Dessa vez quem estava muito irritado era eu.
Mâe Silícia ouvia com toda a paciência minha metralhadora de argumentos, atenta à minha infindável indignação. A decisão de um juiz que deixara uma criança praticamente desamparada em sua pensão, pendendo para o lado do pai policial que alegava não ter condições de arcar com o percentual requerido, deixara-me com um sentimento misturado de raiva e impotência. A mãe, como sempre, levava a culpa de situações alegadas, vista como aquela que abandonara o lar, fizera pouco caso das crianças e coisas assim. E o juiz, não sei porque cargas d’água, aceitara a petição.
– A justiça é cega – falei – se ela não pode ver, não sei para que a balança ... E ainda leva uma espada nas mãos... Arma branca e falta de visão é mistura perigosa...
Mãe Silícia me olhou com um ar divertido e me corrigiu;
– A justiça nunca foi cega, filho – ela é zarolha.
O cheiro forte de café que subia do bule e o estrelar dos ovos na frigideira ocuparam o espaço deixado pela minha estupefação. Mãe Silícia me surpreende sempre e sou obrigado a qualquer tipo de reação, um sorriso, uma gargalhada, um movimento de braço ou de perna, qualquer coisa. Dessa vez, simplesmente fiquei parado uma eternidade, até ir me desmanchando pouco a pouco em risadas convulsivas e dobrar-me em uma gargalhada que não sabia terminar.
Uma justiça que por defeito de visão só pode enxergar um lado, lembrou-me o dito sarcástico de Bernard Shaw, quando ironicamente dizia que a lei britânica era igual para todos, proibia tanto ricos como pobres de pedir esmola, roubar pão e dormir debaixo da ponte...
As relações entre justiça e injustiça, a idéia de que a equidade passa pelo respeito às diferenças e que para que as coisas se ajustem um prato da balança deve estar sempre pesando para algum lado, não resolveu a minha questão. Porque sendo vesga, a justiça só enxerga um dos pratos, e sempre o prato que não precisa. A justiça tende sempre para o lado do rico, do branco, do homem, privilegia quem já é privilegiado.
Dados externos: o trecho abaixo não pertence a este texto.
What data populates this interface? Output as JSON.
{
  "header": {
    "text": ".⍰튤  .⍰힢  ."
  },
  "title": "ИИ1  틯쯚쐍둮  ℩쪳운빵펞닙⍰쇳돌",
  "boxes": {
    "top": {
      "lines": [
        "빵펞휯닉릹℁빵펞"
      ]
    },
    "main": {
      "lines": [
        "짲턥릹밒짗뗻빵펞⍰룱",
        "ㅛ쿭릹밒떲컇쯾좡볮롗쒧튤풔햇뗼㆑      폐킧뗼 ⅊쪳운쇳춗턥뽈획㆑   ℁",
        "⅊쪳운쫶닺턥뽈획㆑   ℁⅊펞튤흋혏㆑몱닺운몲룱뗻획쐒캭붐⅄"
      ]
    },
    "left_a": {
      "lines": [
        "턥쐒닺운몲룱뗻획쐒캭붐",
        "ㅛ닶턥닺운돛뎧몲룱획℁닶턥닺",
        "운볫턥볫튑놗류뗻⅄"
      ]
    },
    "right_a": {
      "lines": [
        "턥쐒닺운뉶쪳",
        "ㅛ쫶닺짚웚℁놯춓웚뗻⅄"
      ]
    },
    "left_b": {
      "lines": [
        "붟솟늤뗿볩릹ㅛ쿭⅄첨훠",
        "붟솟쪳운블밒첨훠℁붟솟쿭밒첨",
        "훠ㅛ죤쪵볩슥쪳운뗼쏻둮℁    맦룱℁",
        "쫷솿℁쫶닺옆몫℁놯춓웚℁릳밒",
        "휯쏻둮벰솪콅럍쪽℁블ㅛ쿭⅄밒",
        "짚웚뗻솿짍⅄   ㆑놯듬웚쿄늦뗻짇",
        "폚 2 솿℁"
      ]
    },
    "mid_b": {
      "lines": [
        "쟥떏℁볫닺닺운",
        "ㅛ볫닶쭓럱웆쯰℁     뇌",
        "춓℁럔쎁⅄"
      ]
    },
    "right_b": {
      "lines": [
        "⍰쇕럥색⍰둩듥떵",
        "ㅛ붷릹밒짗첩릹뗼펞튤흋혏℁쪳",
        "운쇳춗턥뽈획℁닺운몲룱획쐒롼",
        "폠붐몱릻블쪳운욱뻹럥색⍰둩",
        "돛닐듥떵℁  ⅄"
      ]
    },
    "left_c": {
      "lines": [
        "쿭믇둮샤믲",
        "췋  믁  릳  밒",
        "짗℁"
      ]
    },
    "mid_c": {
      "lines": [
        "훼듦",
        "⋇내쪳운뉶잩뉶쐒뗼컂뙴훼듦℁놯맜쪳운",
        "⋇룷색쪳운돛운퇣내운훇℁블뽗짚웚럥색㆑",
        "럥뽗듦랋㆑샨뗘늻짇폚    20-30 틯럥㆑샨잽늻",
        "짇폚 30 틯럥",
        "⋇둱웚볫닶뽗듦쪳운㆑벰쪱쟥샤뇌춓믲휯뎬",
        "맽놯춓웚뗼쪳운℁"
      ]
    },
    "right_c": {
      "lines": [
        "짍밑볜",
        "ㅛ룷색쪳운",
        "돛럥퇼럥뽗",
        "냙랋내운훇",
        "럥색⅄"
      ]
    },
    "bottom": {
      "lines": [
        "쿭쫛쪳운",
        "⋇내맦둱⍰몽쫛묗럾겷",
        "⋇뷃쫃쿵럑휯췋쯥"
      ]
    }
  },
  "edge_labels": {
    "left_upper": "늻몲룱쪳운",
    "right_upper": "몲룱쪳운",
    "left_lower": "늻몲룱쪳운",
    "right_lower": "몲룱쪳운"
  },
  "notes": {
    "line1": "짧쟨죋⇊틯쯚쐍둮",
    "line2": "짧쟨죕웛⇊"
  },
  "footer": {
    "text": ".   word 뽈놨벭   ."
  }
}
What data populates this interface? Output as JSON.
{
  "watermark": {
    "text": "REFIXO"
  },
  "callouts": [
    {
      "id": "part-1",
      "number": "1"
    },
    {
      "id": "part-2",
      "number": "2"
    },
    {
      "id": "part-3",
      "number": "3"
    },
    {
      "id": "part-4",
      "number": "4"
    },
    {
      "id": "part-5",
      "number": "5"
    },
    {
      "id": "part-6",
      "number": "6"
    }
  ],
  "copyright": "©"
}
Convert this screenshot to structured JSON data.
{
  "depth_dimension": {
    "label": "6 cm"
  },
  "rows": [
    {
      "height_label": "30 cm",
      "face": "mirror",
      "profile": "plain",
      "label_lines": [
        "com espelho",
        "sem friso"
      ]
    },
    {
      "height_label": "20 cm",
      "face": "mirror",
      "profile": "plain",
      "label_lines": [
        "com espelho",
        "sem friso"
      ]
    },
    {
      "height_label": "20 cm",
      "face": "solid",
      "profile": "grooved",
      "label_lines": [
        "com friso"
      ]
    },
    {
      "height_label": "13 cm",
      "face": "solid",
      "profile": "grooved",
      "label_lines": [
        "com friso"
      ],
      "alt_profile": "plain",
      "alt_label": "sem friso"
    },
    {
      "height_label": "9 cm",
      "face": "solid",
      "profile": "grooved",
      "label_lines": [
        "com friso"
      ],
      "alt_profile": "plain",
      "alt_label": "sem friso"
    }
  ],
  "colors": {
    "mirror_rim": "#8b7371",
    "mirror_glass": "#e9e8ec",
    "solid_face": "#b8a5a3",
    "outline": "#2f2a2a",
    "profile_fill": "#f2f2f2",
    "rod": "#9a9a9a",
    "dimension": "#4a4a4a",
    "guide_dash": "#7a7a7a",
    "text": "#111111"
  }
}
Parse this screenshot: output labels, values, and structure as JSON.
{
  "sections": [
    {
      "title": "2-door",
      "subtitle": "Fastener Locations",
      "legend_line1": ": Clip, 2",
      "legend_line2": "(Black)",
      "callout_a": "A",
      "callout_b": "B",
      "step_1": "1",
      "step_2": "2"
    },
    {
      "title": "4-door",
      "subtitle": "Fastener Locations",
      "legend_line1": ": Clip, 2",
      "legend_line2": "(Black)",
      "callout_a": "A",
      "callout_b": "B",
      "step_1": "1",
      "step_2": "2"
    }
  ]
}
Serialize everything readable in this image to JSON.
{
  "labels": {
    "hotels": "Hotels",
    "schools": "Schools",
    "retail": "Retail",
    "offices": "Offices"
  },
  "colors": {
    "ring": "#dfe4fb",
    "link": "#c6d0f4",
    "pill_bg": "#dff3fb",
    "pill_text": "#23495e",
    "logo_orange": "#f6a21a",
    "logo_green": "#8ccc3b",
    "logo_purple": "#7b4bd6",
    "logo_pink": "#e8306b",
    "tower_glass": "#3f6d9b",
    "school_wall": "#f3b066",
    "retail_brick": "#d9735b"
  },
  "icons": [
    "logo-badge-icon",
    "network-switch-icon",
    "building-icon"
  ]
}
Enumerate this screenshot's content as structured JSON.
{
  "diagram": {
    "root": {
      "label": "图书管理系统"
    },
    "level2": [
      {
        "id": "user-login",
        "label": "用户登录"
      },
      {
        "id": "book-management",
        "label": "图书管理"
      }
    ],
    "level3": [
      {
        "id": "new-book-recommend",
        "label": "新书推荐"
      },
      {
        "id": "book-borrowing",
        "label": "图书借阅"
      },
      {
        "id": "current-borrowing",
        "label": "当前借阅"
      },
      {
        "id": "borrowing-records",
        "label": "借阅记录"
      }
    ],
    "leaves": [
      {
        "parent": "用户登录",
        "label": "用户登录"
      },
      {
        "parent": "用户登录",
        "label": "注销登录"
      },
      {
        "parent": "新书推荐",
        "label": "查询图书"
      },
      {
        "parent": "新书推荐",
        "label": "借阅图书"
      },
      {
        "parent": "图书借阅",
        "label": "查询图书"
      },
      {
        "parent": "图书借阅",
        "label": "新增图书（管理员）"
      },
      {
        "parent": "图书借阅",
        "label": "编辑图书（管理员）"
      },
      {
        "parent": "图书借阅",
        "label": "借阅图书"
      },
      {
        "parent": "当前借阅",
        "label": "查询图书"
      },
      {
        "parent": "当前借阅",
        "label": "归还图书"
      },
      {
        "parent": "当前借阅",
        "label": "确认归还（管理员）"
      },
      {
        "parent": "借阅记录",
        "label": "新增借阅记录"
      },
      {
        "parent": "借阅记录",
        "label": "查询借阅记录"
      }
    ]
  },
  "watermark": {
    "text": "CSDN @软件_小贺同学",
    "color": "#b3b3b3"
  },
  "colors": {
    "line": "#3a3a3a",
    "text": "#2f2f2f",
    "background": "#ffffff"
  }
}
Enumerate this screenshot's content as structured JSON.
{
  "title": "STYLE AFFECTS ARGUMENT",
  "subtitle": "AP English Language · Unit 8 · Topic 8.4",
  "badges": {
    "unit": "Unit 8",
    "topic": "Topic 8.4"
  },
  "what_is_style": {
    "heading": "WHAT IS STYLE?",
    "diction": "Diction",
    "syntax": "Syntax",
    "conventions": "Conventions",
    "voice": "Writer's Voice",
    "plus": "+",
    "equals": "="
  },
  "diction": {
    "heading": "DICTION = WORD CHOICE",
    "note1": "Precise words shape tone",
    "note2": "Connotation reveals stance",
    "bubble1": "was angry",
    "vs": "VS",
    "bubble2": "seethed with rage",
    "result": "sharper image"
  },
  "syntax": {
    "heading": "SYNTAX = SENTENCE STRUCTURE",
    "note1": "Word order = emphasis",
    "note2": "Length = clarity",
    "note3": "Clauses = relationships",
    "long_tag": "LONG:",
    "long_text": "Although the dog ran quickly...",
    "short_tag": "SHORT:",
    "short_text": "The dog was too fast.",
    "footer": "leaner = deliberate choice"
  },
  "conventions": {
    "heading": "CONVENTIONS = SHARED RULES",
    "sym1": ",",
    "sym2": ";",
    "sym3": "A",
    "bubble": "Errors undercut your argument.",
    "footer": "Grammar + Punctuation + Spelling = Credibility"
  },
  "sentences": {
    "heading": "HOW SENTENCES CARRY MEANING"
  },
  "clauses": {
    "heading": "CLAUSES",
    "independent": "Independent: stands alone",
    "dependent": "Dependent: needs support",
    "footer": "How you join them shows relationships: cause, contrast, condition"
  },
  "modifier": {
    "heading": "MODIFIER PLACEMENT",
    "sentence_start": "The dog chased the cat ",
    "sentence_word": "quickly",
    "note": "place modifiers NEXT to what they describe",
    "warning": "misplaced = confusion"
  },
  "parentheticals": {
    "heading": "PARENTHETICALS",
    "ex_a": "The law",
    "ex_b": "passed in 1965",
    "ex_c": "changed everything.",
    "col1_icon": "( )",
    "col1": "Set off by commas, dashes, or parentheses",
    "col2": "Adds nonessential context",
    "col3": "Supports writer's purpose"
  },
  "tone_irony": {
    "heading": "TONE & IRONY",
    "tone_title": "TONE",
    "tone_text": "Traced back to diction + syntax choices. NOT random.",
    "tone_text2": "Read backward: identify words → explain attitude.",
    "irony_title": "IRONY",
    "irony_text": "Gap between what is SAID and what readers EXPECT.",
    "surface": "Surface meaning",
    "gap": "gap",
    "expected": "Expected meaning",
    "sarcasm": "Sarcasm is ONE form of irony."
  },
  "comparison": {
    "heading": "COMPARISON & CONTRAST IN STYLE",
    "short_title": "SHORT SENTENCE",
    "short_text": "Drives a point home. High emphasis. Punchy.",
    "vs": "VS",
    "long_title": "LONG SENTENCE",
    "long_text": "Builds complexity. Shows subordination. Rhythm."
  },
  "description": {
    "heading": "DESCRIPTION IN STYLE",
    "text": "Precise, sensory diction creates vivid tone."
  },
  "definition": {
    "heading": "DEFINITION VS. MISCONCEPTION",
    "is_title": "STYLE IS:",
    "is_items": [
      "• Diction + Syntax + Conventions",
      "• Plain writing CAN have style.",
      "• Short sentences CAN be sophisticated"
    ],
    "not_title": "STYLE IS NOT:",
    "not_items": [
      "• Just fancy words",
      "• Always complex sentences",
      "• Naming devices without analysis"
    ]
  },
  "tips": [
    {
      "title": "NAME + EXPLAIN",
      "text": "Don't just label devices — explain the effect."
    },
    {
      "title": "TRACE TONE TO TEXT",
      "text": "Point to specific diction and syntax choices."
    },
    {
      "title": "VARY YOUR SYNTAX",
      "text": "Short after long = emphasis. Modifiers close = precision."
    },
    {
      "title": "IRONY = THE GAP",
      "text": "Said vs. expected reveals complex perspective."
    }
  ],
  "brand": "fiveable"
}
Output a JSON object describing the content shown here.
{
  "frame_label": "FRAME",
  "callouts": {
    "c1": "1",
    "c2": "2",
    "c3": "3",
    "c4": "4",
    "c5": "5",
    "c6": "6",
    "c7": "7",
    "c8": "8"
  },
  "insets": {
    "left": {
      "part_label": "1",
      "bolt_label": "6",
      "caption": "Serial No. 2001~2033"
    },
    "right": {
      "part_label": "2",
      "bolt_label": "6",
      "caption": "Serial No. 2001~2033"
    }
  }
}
Zarolha, a justiça apresenta excesso de visão e falta de convergência. O olhar embaçado e enviesado se encontra sempre do lado errado, visão permanentemente distorcida. Como parte do sistema, está estruturada para manter o mesmo, não podendo enxergar de outra forma. A sua presumível neutralidade, representada pela cegueira, seria um ideal, mas também uma impossibilidade.
A imagem de uma espada na mão de uma justiça cega já apresenta os seus senões. Pode punir de modo aleatório, é verdade, mas cega e injustamente. Nas mãos de uma justiça zarolha, os golpes dessa bendita espada possuem uma constância e regularidade mais fácil de ser entendida. A justiça pune apenas aquilo que cabe no seu olhar tendencioso.
Fico imaginando que levar a justiça para um especialista não deve resolver a questão. No desequilíbrio que se tornou o nosso sistema judiciário, não sei se interessa uma justiça isenta, capaz de enxergar os detalhes e decidir a partir dessa luminosidade visual. Melhor seria deixar que a justiça permaneça zarolha, mas mude de olho.
Para ser justa em um mundo injusto, para ser reta em um mundo oblíquo, precisaria de um oftalmologista diferente. Desses que em vez de curar a doença muda apenas a configuração do olhar. Seria bom que a justiça fosse cega somente de um olho, ou continuasse. Mas o olho bom fosse aquele que enxerga o pobre, a mulher, o negro, o índio, proscritos e proscritas nessa sociedade desigual.